Her eyes dwelt with pleasure upon the herculean proportions of the man who was the father of her son. The extraordinary resemblance between them, in figure as well as in face, filled her with mournful satisfaction. She thought of the days when this man, a lion in strength and agility, had conquered not her heart but her imagination. But at the same moment a sudden fear overcame her lest her son should find his father here--lest her son with his pride and his passionate temper should ever discover that this juggler, this rope-dancer, was the father of Prince Waldenberg.

"You must go!" she said, hurriedly. "Here,"--she took a superb ring from her finger, in which the diamonds shone in all the colors of the rainbow as they caught the light of the fire--"here; no words, take it! I wore it long, long ago, even when Nadeska first brought you to me; take it as a keepsake from Alexandrina Letbus! But now go, go!"

She touched the silver bell. Nadeska entered.

"Show him out! Mind that no one sees you!"
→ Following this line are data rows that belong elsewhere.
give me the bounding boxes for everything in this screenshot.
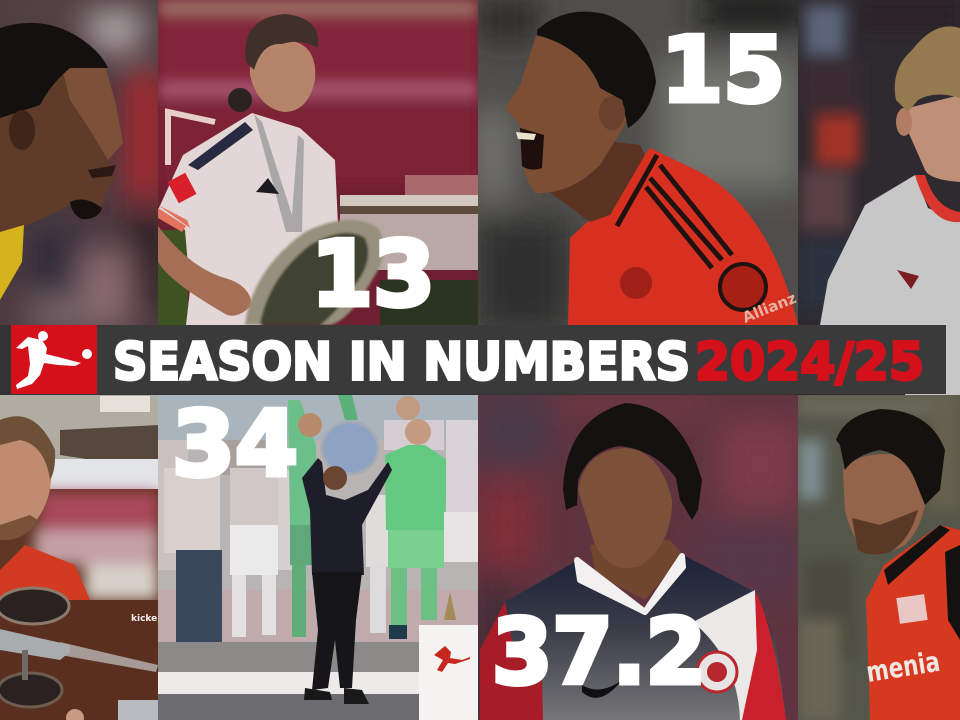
icon: Bundesliga logo — [11, 325, 97, 394]
heading: 2024/25: 2024/25 — [695, 332, 924, 392]
photo: Bayern team celebrating with Kompany — [158, 392, 478, 720]
text: sponsor on sleeve: Allianz — [740, 289, 799, 327]
text: kicker plaque: kicker — [131, 614, 162, 624]
heading: season in numbers: SEASON IN NUMBERS — [113, 332, 690, 392]
banner — [11, 325, 946, 394]
icon: small Bundesliga logo — [434, 646, 470, 672]
number: 37.2: 37.2 — [492, 600, 706, 705]
photo: Kane with Torjägerkanone — [0, 395, 162, 720]
number: 13: 13 — [311, 222, 435, 327]
photo: Leverkusen player in red jersey — [798, 395, 960, 720]
photo: player in white Puma jersey — [798, 0, 960, 395]
photo: Frankfurt player with braids — [478, 395, 800, 720]
photo: Müller holding the Meisterschale — [158, 0, 478, 325]
number: 34: 34 — [172, 392, 298, 497]
photo: Musiala shouting in red jersey — [478, 0, 810, 330]
photo: goalkeeper in yellow, profile — [0, 0, 165, 330]
number: 15: 15 — [661, 18, 785, 123]
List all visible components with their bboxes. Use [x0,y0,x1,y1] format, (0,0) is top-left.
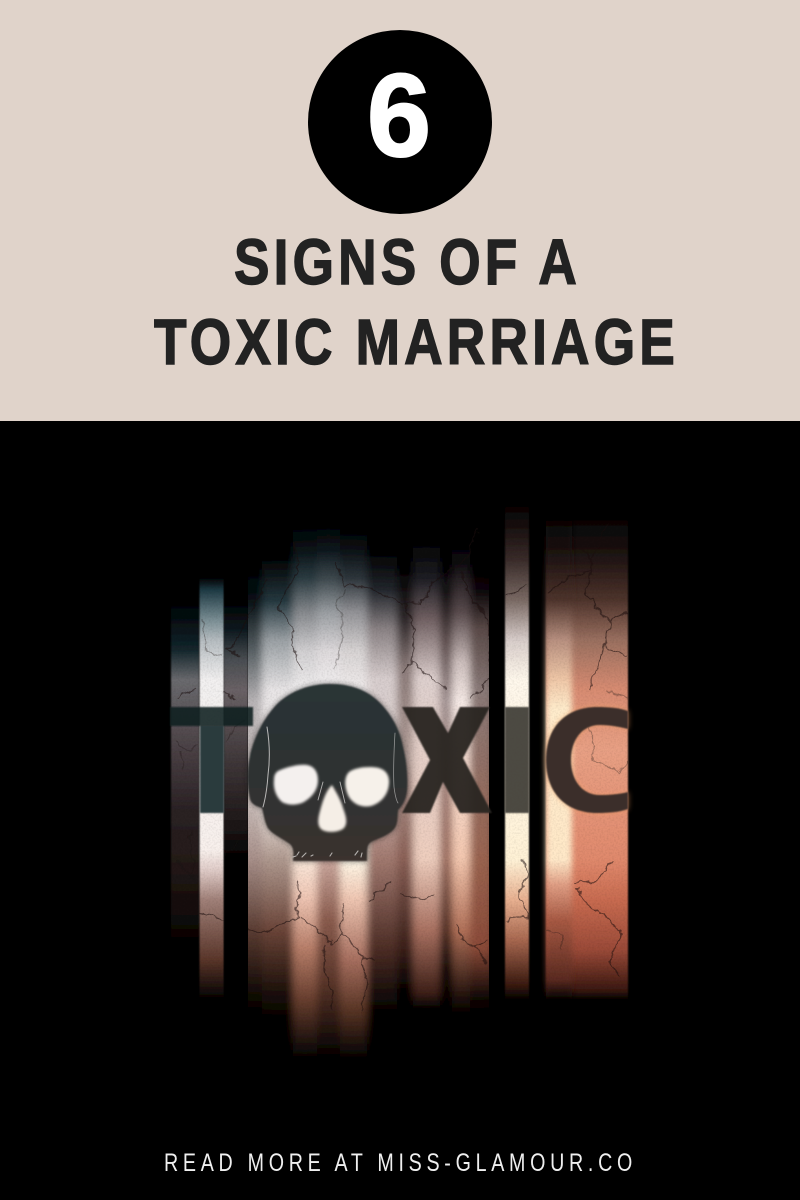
word: TOXIC with skull replacing O [170,707,628,813]
column: orange strip [546,500,628,1000]
skull: bone highlights and teeth [263,727,398,857]
column: right bright strip [505,500,529,1000]
column: left bright strip [200,500,224,1000]
letter C [546,707,628,813]
footer link text: READ MORE AT MISS-GLAMOUR.CO [164,1149,637,1177]
icon: skull [248,684,407,861]
column: central glow with soft stripes [248,528,489,1056]
column: left outer grey strip [171,500,199,1000]
number badge: 6 in black circle [308,30,492,214]
backdrop: striped light columns [171,500,628,1060]
skull: eye and nose highlights [274,765,389,832]
panel: title header [0,0,800,421]
letter X [402,707,492,813]
title line 2: TOXIC MARRIAGE [154,306,679,378]
title line 1: SIGNS OF A [234,226,581,298]
column: left dark strip [224,500,248,1000]
texture: grain and cracks [176,528,628,1013]
letter I [505,707,529,813]
letter T [170,707,253,813]
number badge: 6 in black circle: 6 [367,50,431,182]
panel: toxic skull artwork and footer [166,507,632,1171]
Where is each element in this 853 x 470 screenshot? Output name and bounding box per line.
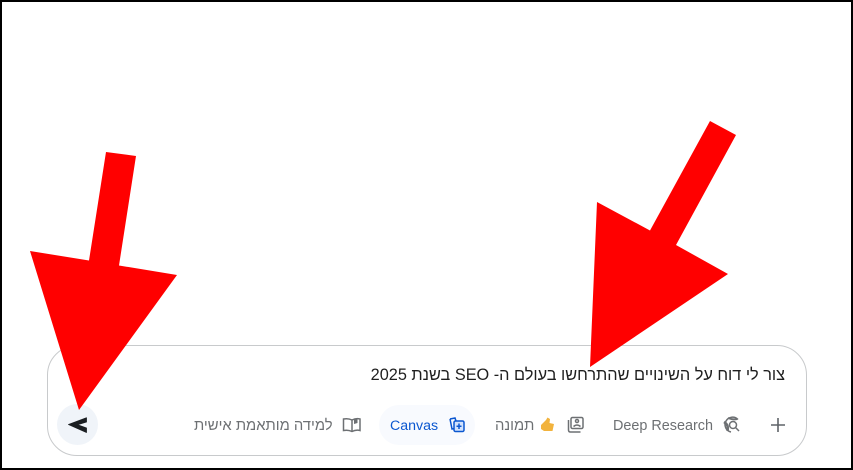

Nadeska took Mr. Schmenckel, who would have liked to say something, but was too confused and embarrassed to find words, and led him through a secret door which led near the fire-place into a narrow passage, and then through a private staircase into the courtyard.

The princess sank exhausted back into the cushions of her easy-chair, and hid her eyes behind her hand. She did not notice that a heavy curtain on the right hand from the fire-place, which had been moving several times during her conversation with Mr. Schmenckel, now opened and admitted the prince. She only heard him when he was close by her. She opened her eyes, and at the same moment she uttered a piercing shriek--his unexpected appearance and a single glance at his pale, disturbed face told her that he had heard all.

"Mercy, Raimund! Mercy!" she cried, raising her folded hands in agony towards him.

Raimund's broad chest was heaving as if it were struggling with an overwhelming burden, and his voice sounded like a hoarse death-rattle, as he now said, pointing with the finger at the door through which Schmenckel had left,

"Was that man who has just left you my father?"

"Mercy, Raimund! Mercy! Are you going to kill your mother?"